Problem w znalezieniu dostawcy polega m.in. na tym, że, jak tłumaczy miejska spółka, tylko jedna firma w Polsce posiada stosowne certyfikaty dla takich urządzeń. Nikt inny się specjalnie o pozyskanie ich nie stara, bo sprzedaż OPP jest mało atrakcyjna. Może je użytkować tylko jeden podmiot w kraju, czyli Generalny Inspektorat Transportu Drogowego, a zamówienia składa raz na kilka lat. Takie urządzenia produkują zagraniczne firmy, ale one również musiałyby najpierw przejść procedurę certyfikacji w Głównym Urzędzie Miar.
W efekcie w ratuszu podjęto decyzję, że na moście zostaną zainstalowane cztery fotoradary. To o tyle gorsze rozwiązanie, że fotoradar można „oszukać” zwalniając przed nim i wciskając gaz do dechy po minięciu go (w przypadku odcinkowego pomiaru prędkości trzeba pilnować licznika na całym odcinku objętym kontrolą). To daje jednak nadzieję na rozstrzygnięcie. Urządzenia są tańsze, a dostawców jest więcej.
Miasto chce kupić urządzenia, choć zgodnie z prawem… nie może z nich korzystać. Kilka lat temu samorządom odebrano możliwość korzystania z podobnych urządzeni i karania kierowców przekraczających prędkość. Fotoradary trafią więc pod zarząd GITD, choć zostaną kupione i zamontowane za pieniądze miejskie. To też nie jest rozwiązanie idealne, bo GITD z obsługą fotoradarów sobie nie radzi, ale rządzący ignorują postulaty, by przywrócić miastom możliwość zarządzania nimi.

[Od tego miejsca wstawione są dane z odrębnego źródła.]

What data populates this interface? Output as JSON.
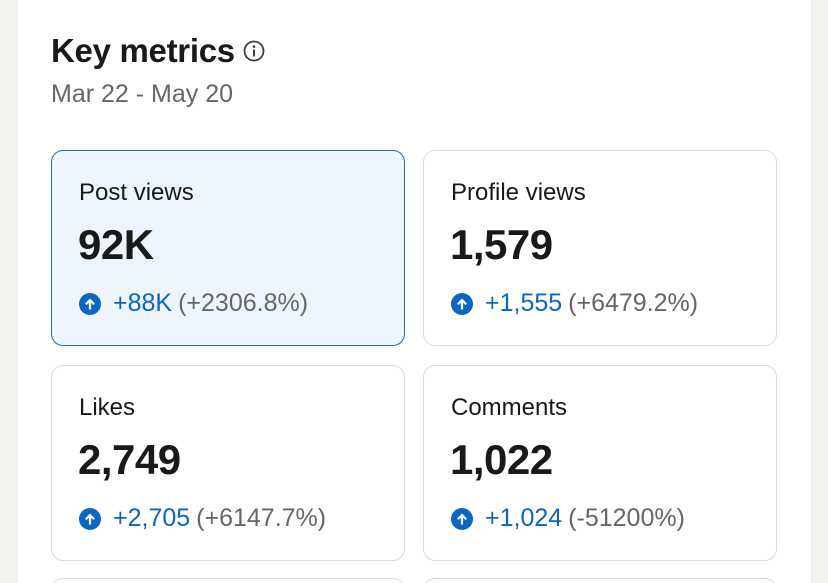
{
  "header": {
    "title": "Key metrics",
    "date_range": "Mar 22 - May 20"
  },
  "metrics": [
    {
      "label": "Post views",
      "value": "92K",
      "delta": "+88K",
      "pct": "(+2306.8%)",
      "active": true
    },
    {
      "label": "Profile views",
      "value": "1,579",
      "delta": "+1,555",
      "pct": "(+6479.2%)",
      "active": false
    },
    {
      "label": "Likes",
      "value": "2,749",
      "delta": "+2,705",
      "pct": "(+6147.7%)",
      "active": false
    },
    {
      "label": "Comments",
      "value": "1,022",
      "delta": "+1,024",
      "pct": "(-51200%)",
      "active": false
    }
  ],
  "colors": {
    "accent": "#0a66c2",
    "active_border": "#2a6db5",
    "active_background": "#eef4fc",
    "muted_text": "#666666",
    "primary_text": "#191919"
  },
  "icons": {
    "info": "info-icon",
    "trend": "arrow-up-circle-icon"
  }
}
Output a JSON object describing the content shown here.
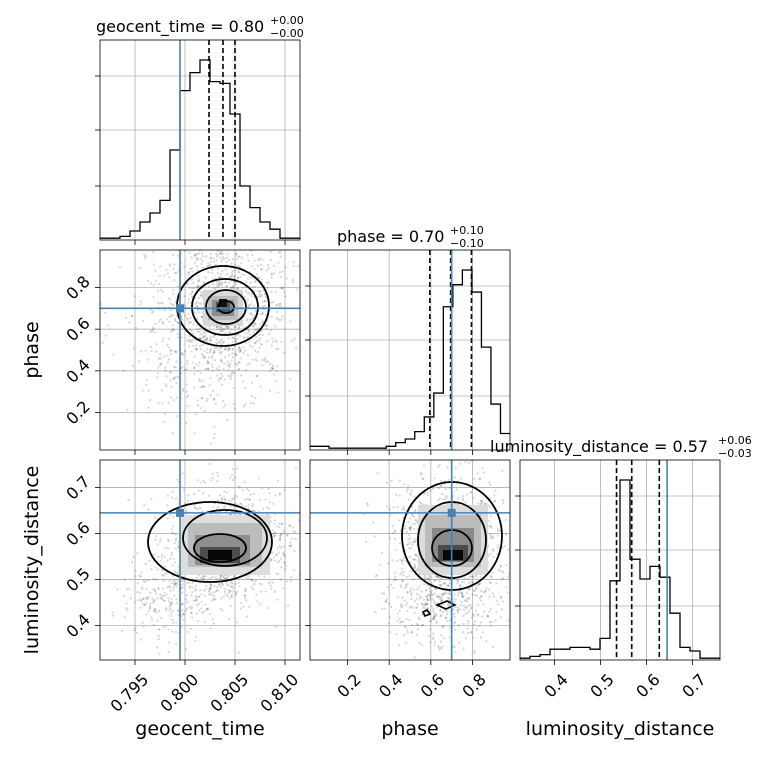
{
  "chart_data": {
    "type": "corner",
    "parameters": [
      "geocent_time",
      "phase",
      "luminosity_distance"
    ],
    "truth_color": "#4682b4",
    "truths": {
      "geocent_time": 0.7995,
      "phase": 0.7,
      "luminosity_distance": 0.645
    },
    "ranges": {
      "geocent_time": [
        0.7915,
        0.8115
      ],
      "phase": [
        0.02,
        0.98
      ],
      "luminosity_distance": [
        0.325,
        0.76
      ]
    },
    "ticks": {
      "geocent_time": {
        "values": [
          0.795,
          0.8,
          0.805,
          0.81
        ],
        "labels": [
          "0.795",
          "0.800",
          "0.805",
          "0.810"
        ]
      },
      "phase": {
        "values": [
          0.2,
          0.4,
          0.6,
          0.8
        ],
        "labels": [
          "0.2",
          "0.4",
          "0.6",
          "0.8"
        ]
      },
      "luminosity_distance": {
        "values": [
          0.4,
          0.5,
          0.6,
          0.7
        ],
        "labels": [
          "0.4",
          "0.5",
          "0.6",
          "0.7"
        ]
      }
    },
    "titles": [
      {
        "param": "geocent_time",
        "text": "geocent_time = 0.80",
        "plus": "+0.00",
        "minus": "−0.00"
      },
      {
        "param": "phase",
        "text": "phase = 0.70",
        "plus": "+0.10",
        "minus": "−0.10"
      },
      {
        "param": "luminosity_distance",
        "text": "luminosity_distance = 0.57",
        "plus": "+0.06",
        "minus": "−0.03"
      }
    ],
    "quantiles": {
      "geocent_time": [
        0.8024,
        0.8038,
        0.805
      ],
      "phase": [
        0.595,
        0.695,
        0.795
      ],
      "luminosity_distance": [
        0.535,
        0.568,
        0.628
      ]
    },
    "histograms": {
      "geocent_time": [
        1,
        1,
        2,
        5,
        10,
        15,
        22,
        50,
        83,
        93,
        100,
        88,
        87,
        70,
        30,
        18,
        10,
        6,
        1,
        1
      ],
      "phase": [
        2,
        2,
        1,
        1,
        1,
        1,
        1,
        1,
        2,
        4,
        6,
        10,
        18,
        31,
        78,
        90,
        98,
        86,
        56,
        25,
        9
      ],
      "luminosity_distance": [
        1,
        2,
        3,
        6,
        6,
        7,
        7,
        6,
        12,
        44,
        100,
        56,
        45,
        52,
        46,
        26,
        7,
        5,
        1,
        1
      ]
    },
    "density_peaks": {
      "geocent_time_phase": {
        "x": 0.804,
        "y": 0.72
      },
      "geocent_time_luminosity_distance": {
        "x": 0.8035,
        "y": 0.556
      },
      "phase_luminosity_distance": {
        "x": 0.715,
        "y": 0.556
      }
    }
  }
}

Przykład fotoradarów pokazuje zresztą jak bardzo zacofane są przepisy dotyczące kontroli prędkości. Większość dużych miast w Polsce korzysta już dziś z zaawansowanych systemów ITS, głównie do kontroli ruchu i sterowania sygnalizacją świetlną. Pozwalają one przy okazji na skuteczne wskazywanie piratów drogowych. Stąd np. w warszawskim centrum sterowania ruchem doskonale wiedzą i widzą kto w danym momencie przekracza prędkość na stołecznych ulicach, a są punkty w których w ciągu jednego dnia kilkanaście tysięcy kierowców powinno stracić prawo jazdy za przekraczanie prędkości o 50 km/h. Jednak przepisy pozwalają urzędnikom tylko na przyglądanie się.
Pomysł na montaż OPP na moście Poniatowskiego pojawił się po wypadku z 2018 r. w którym rowerzystka spadła z chodnika prosto pod nadjeżdżający samochód. W dyskusji, która się potem rozwinęła, zwracano uwagę, że akurat ta przeprawa jest niebezpieczna. Przy wąskich chodnikach, na których nie mieszczą się wszyscy chętni do przejścia z jednej strony Wisły na drugą, są dnie proste jezdnie, a na nich samochody często mocno przekraczają dozwoloną prędkość.